To try to explain women’s sexual behavior and mental makeup requires observing almost lab-like conditions: Hyper-chivalrous patronage of women, affirmative action, welfare, the courts, and western nations largely immune from conflict stress. It’s artificial and the western society strains to survive largely destroying itself via ethnic replacement and economic stagnation.
In this petri dish, women are like child actors, or rich kids whose daddy owns the police, courts, and media and spoil her incessantly. Paths to adulthood, particularly for men, are based upon earning acceptance. Such as “boy” used pejoratively where men have to justify their adulthood and even huMANity. We must be above average in looks (which we can’t help) but also literally earn a living and support a family. We are expected to do this on our own while being told how “privileged” we are. We understand what happens if we fail based upon the line given to men who ask for sympathy or criticize the system “Who Hurt You? Tee tee!” If you’re down on the ground, it’s like being in a mosh pit. It’s an excessive rite-of-passage but nonetheless, it at least reminds us that adulthood is something we have to WORK at.
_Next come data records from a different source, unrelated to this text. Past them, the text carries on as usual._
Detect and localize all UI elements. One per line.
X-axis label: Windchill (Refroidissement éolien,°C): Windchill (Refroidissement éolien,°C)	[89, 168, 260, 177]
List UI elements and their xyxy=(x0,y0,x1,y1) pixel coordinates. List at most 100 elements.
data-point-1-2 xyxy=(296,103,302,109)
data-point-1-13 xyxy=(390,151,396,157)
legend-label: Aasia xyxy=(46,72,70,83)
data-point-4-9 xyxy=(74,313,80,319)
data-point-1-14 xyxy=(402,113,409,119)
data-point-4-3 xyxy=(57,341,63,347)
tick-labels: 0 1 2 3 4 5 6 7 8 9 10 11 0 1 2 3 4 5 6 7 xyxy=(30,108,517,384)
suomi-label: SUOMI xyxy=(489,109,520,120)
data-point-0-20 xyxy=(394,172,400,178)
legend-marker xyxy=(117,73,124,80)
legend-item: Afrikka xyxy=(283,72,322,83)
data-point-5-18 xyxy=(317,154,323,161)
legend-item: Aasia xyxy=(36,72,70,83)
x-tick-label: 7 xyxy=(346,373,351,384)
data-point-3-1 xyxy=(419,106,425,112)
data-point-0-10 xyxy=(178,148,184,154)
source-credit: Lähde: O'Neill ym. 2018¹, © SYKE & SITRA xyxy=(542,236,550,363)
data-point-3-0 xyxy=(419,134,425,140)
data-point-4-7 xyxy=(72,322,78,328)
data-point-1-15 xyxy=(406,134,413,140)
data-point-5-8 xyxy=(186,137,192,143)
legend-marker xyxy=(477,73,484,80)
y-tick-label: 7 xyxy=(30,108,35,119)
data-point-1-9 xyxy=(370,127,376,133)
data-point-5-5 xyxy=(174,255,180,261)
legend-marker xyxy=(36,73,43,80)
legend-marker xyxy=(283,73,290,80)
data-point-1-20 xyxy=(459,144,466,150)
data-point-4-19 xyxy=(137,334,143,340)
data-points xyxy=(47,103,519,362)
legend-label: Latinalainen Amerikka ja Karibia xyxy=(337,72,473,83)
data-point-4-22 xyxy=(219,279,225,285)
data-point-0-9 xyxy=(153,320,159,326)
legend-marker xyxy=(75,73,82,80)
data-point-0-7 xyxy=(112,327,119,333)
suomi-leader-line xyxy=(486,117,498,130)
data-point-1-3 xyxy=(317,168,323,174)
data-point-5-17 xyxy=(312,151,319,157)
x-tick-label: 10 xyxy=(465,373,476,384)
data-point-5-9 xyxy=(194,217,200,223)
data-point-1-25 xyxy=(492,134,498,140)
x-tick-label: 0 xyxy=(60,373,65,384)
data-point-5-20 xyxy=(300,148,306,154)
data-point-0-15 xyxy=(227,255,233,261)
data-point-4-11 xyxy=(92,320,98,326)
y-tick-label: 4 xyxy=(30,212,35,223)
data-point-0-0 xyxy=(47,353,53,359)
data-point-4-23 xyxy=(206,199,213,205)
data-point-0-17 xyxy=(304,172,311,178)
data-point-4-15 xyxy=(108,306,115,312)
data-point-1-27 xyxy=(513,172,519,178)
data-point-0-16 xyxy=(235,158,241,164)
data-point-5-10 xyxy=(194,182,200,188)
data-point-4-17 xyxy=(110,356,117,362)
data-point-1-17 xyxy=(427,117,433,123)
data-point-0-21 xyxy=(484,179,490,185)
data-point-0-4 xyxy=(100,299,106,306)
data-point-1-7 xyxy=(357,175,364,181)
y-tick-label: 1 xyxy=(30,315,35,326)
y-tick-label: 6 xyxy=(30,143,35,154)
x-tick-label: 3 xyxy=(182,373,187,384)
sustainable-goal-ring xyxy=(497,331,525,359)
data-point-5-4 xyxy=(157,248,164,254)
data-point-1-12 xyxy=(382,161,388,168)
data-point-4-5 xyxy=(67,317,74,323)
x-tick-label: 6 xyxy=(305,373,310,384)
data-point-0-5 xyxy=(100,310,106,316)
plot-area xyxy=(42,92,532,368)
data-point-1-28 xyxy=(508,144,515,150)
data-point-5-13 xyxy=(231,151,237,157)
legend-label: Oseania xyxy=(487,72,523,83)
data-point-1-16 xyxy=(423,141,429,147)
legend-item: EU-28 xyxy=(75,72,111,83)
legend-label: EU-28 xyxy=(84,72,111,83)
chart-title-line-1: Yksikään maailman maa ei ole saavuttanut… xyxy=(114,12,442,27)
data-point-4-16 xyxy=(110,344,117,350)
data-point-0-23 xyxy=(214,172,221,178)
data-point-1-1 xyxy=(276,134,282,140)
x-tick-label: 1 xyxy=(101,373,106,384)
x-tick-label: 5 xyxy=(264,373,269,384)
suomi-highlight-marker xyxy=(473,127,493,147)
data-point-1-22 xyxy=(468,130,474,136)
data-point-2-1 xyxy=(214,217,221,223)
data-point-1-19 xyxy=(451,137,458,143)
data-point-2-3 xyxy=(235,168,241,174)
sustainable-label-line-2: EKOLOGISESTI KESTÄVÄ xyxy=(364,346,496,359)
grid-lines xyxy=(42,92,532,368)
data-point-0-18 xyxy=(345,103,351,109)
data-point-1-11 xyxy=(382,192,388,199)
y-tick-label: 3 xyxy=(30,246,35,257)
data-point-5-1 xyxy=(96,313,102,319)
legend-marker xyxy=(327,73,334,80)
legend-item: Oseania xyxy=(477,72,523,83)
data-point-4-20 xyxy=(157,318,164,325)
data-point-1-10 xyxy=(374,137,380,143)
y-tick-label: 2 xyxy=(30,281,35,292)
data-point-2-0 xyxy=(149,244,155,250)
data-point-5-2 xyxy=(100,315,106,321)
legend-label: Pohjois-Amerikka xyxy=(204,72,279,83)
While being a “woman” merely means reaching a certain age, getting voting rights handed to her, and if she doesn’t want to support herself, she can exploit a child to collect welfare benefits and raise it in squalor. Calling a woman “girl” is a compliment since women today need only offer looks and “girls” are young. Heck, even calling a woman “mature” nowadays is considered an insult which is a pity because figuring out how women “maturing” is something men should ponder repeatedly.
Mature women live up to their word as mature men do. They learn from their mistakes and change their actions. They check their emotions rather than act upon them. They see themselves as a part of the world rather than one that the world revolves around their needs. Most importantly: They know how to put their own needs on hold to help others such as their children and spouse when needed. Single mothers gripe/brag “my children are my world!” is a scary statement because the children are more dependent than she is hence she can control and dominate them rather than vice versa. For adults, the “world” is a HUGE, wondrous, and dangerous place that requires continual personal ego checks.
When my 6 year old girl acts like a brat, I’m grateful I have the option to (responsibly) check her behavior by putting her for timeout, taking away toys, and even a spanking if necessary. Men cannot do this with “women” who act like girls. Well, sort of. I find it funny that my use of the “silent treatment” works better on them than vice-versa.